As our impressive rig rolled into Elko, there was a noticeable air of optimism about! My travelling companions have made this very same pilgrimage to this high desert country for the best part of 50 years in Rod’s case and 35 years for Denis. Grand Pa Tex and Grand Ma Bernie brought Denis to this very special place nearly every year since he was on eye-level terms with the butt ring of his first spinning rod!
I too was feeling the beneficial back-draught of their collective optimism having listened to my two companions’ stories of fabulous catches of those aerial gymnasts: rainbows; strike after strike from willing wipers; rod-bending action with feisty smallmouths and perhaps a chance to tease breathtakingly beautiful cuttbows with the fly! The mere prospect of such fish likely to put in an appearance during our time in this high desert country had me pumped like a Bouncy Castle at a kid’s party!
However, before we wet a line, we had a dinner invitation from Don Newman to attend. Don is Executive Director of the Elko Convention and Visitors Authority and he kindly invited the Wild Fish Team to sample the mouth-watering, Basque cuisine at the renowned 102 year old Star Hotel on Silver Street. Earlier on the road to Elko, Denis had been talking-up a local Basque favourite, the Picon Punch, a benign sounding cocktail as a must try local tipple. Like the naive, trusting soul that I am, I thought no more about it, preferring instead to keep the images of large rainbows and wipers swimming across my mind from those earlier stories, recounted in such detail by my Wild Fish buddies.
As soon as we entered the wonderfully atmospheric bar of the Star Hotel, I was transported back to far earlier times in cowboy country. My eyes panned around the bar’s rustic interior, taking in the collection of photos and memorabilia from a bygone era and replaying scenes where weary, weather-worn, sheep herders rested here during the long, cold nights of winter, swapping stories over steaming plates piled high with buttery mashed potatoes, generous helpings of garlic, rosemary, onions and bell peppers accompanying thick wedges of roast lamb or grilled slices of Nevada’s finest beef! I was now salivating just like my old Wheaten Lab Jasper used to do when sitting under the kitchen table with his nose on my lap, hoping for a share of my dinner! “There’s a good boy”, I said.
Natalie, our attentive and knowledgeable bartender, was asked for two Picon Punches. There was good-natured leg-pulling by the crew that this was going to be an experience I wouldn’t forget in a hurry! I watched as Natalie filled our glasses with ice, followed by measures of grenadine, Picon Amer, soda water, brandy and lastly I believe lemon juice. My eyes were already blurring at the prospect of this tongue-curling concoction!

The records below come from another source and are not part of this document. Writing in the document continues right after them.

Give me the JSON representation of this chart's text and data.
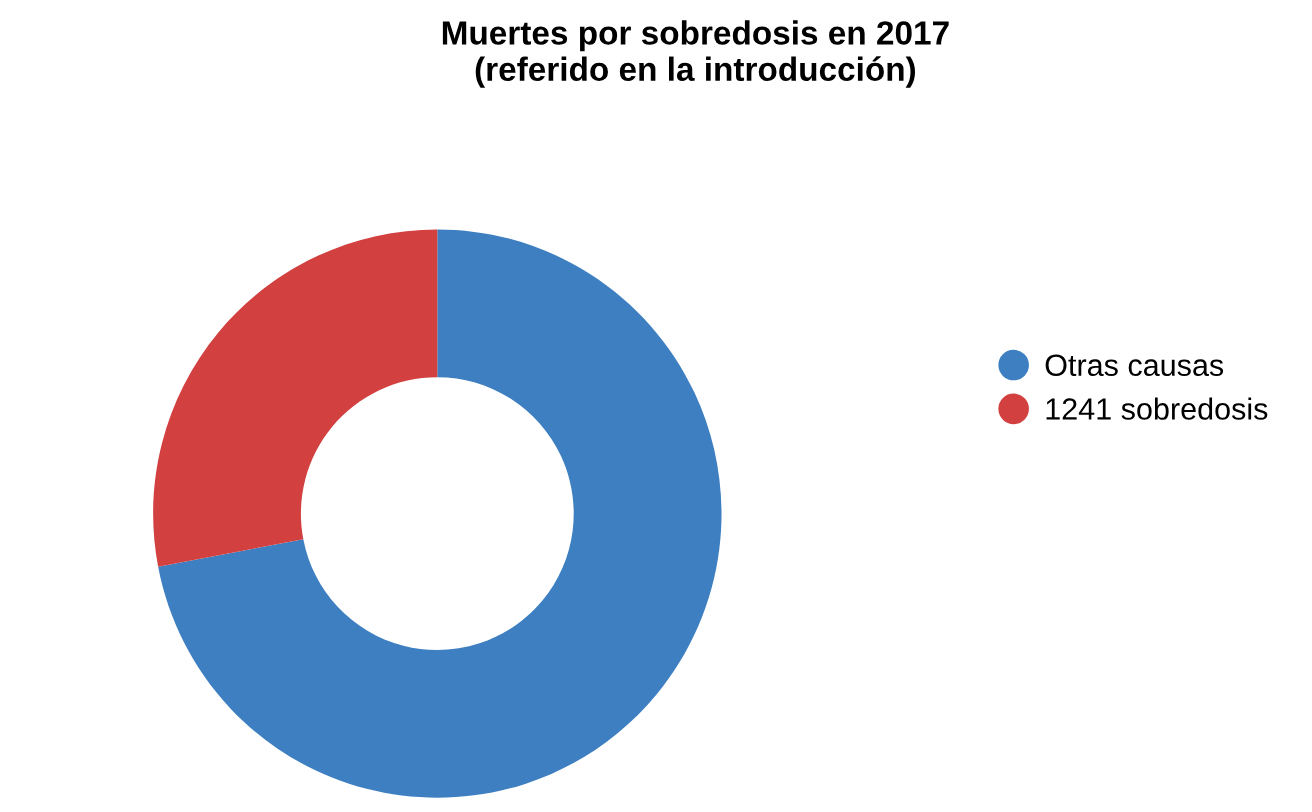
{
  "chart_data": {
    "type": "donut",
    "title": "Muertes por sobredosis en 2017\n(referido en la introducción)",
    "categories": [
      "Otras causas",
      "1241 sobredosis"
    ],
    "values": [
      72,
      28
    ],
    "colors": [
      "#3d7fc1",
      "#d34040"
    ],
    "legend": "right"
  }
}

Natalie reverentially placed the two Picon Punches on the counter in front of Denis and I. We toasted one and other. We then toasted Rod (camera guy), Greg (director) and Don (our new friend). Next up, we toasted “health, wealth and happiness”. Then, our fishing prospects, absent friends and family, our pets, the guy who invented braid, reliable outboard motors, correctly greased trailer hubs and many other interesting subjects and issues too numerous to recount here. Finally I said “Slainte!” (Irish for “health!”), raised the Picon Punch to my lips and took a good swig. A strangled whistle came from somewhere inside my mouth. “Wow! Jeeze! That’s something else” I said, amidst gasps for air. Most definitely an acquired taste!

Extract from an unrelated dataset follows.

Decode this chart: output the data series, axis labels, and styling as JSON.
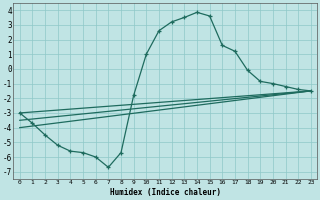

Rod sympathetically handed me a bottle of Blue Moon!
The leg-pulling was mighty as Don led the way into the family-friendly dining room at the Star. I ordered beef, which was cooked to perfection, accompanied by a mountain of veg. To use the term “portion sizes at the Star Hotel are generous” would be an injustice to the word “generous”! To be accurate, the dinners are humungous! Fabulous food served by attentive staff, in a great atmosphere. What more could a hungry chap from Ireland need?
Our hosts Scott and Tricia looked after us royally and the Wild Fish Team had a really great evening with Don Newman.
That night at Elko’s Red Lion Hotel, I slept soundly in my bed – sated from the gorgeous dinner earlier at The Star and no doubt helped in no small way by my first and definitely last Picon Punch.